As in the United States during the great waves of immigration and internal migration in the late 19th century, children of migrants often don’t speak the local language, and educational opportunities are limited. They are discriminated against in workplace.

Without educational and employment opportunities, some turn to petty crime. After another double-digit increase in juvenile arrests in 2003, China’s Supreme People’s Court announced a plan to build a juvenile justice system. In 2007, the court began a pilot programme to establish independent juvenile courts in 18 locations.
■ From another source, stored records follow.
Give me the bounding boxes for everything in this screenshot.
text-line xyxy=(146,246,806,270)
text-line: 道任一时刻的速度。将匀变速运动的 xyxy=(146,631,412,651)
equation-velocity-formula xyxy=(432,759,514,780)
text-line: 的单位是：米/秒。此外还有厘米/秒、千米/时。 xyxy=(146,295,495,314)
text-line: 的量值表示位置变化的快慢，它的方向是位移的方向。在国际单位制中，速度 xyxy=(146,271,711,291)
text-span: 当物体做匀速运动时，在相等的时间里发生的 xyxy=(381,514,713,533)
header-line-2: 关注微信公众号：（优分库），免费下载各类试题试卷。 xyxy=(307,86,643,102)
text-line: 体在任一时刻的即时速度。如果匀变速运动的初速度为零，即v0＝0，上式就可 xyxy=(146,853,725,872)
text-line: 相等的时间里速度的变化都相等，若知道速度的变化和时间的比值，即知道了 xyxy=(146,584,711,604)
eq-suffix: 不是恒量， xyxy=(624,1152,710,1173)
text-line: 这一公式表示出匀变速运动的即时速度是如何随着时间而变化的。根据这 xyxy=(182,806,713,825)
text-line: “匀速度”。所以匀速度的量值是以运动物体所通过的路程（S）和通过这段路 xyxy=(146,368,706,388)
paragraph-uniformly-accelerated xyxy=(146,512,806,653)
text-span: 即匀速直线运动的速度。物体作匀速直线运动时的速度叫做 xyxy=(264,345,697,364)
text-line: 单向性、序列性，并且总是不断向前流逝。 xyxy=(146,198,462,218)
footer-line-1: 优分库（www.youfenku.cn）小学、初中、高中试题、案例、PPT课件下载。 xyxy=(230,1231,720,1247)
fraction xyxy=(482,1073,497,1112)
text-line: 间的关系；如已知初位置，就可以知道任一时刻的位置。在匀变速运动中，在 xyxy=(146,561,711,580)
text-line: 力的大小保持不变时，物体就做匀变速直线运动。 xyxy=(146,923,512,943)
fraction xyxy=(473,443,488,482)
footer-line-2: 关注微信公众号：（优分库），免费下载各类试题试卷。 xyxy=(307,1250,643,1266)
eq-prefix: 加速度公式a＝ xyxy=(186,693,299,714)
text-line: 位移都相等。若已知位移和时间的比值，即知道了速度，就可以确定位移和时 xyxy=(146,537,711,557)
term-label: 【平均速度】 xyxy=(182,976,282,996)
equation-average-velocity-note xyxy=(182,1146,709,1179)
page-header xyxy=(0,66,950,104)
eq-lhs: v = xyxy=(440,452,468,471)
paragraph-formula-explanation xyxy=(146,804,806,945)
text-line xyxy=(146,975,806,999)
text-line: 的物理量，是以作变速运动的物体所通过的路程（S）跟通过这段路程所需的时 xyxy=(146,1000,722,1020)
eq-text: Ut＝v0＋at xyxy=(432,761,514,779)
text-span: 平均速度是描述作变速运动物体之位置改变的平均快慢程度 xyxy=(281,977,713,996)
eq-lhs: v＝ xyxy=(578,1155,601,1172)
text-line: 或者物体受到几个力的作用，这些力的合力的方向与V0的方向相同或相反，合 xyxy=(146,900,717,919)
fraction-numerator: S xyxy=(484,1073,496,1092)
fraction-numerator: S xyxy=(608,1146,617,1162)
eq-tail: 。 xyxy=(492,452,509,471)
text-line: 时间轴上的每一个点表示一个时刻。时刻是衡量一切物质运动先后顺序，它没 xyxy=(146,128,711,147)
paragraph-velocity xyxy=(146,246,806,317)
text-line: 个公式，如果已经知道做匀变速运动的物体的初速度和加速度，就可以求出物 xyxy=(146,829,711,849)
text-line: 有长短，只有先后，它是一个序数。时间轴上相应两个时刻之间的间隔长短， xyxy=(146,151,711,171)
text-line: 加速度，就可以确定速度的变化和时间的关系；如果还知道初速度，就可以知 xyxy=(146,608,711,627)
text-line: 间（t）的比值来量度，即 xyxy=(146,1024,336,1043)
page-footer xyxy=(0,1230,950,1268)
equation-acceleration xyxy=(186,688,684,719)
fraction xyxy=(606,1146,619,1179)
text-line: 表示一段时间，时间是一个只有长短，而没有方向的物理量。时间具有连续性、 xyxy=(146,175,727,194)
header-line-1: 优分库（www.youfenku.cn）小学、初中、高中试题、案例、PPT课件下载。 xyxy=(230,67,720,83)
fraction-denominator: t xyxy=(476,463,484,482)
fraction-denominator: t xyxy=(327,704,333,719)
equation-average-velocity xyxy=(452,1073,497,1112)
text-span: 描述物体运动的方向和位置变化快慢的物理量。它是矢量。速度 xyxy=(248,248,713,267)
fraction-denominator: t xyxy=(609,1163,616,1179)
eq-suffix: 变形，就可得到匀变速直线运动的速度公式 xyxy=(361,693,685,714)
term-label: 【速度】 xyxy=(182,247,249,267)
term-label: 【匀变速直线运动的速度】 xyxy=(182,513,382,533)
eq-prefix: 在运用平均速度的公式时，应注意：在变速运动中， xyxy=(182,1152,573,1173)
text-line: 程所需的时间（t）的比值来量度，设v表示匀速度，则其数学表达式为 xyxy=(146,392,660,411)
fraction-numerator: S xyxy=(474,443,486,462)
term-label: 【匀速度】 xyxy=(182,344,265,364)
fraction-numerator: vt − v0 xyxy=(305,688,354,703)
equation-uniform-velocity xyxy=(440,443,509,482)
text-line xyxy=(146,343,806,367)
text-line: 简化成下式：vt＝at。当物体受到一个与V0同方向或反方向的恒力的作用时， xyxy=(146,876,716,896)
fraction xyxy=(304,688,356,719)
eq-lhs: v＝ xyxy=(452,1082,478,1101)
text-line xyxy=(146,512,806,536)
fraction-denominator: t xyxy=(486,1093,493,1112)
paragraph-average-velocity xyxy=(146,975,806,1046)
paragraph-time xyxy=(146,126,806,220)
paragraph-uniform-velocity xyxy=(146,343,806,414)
Local jurisdictions were encouraged to experiment with ways of reducing delinquency and arrests, and some partnered with foreign non-governmental organisations to establish community corrections programmes and other innovations.

 The government also stepped up cooperation with the United Nations Committee on the Rights of the Child, and the Supreme Court began sending study missions to learn “best practices” from foreign countries. Between 2008 and 2012, the non-governmental organisation I head, the San Francisco-based Dui Hua Foundation, undertook three exchanges with the court’s Guiding Group on Juvenile Courts, hosting Chinese judges twice and sending American judges to China once.
 These exchanges have had a major impact on reforms in China, but they have also revealed an American debt to Chinese reform. In October 2008, a Chinese delegation met with US Supreme Court Justice Anthony Kennedy, a towering figure in American juvenile justice. Justice Kennedy was the deciding vote in the 2005 Roper vs. Simmons case that declared capital punishment for juveniles unconstitutional. China had effectively abolished capital punishment for juveniles in 1997, a move referenced by Justice Kennedy in the majority opinion he wrote. The experience of US-China cooperation regarding the rights of juveniles suggests that it is possible to identify areas of common interest in the field of human rights and to work together to improve each other’s human rights records. The two countries should spend more time acknowledging where progress has been made and making constructive suggestions on what improvements might come next.
In human rights, as in business, sometimes one needs to give a little to get a little.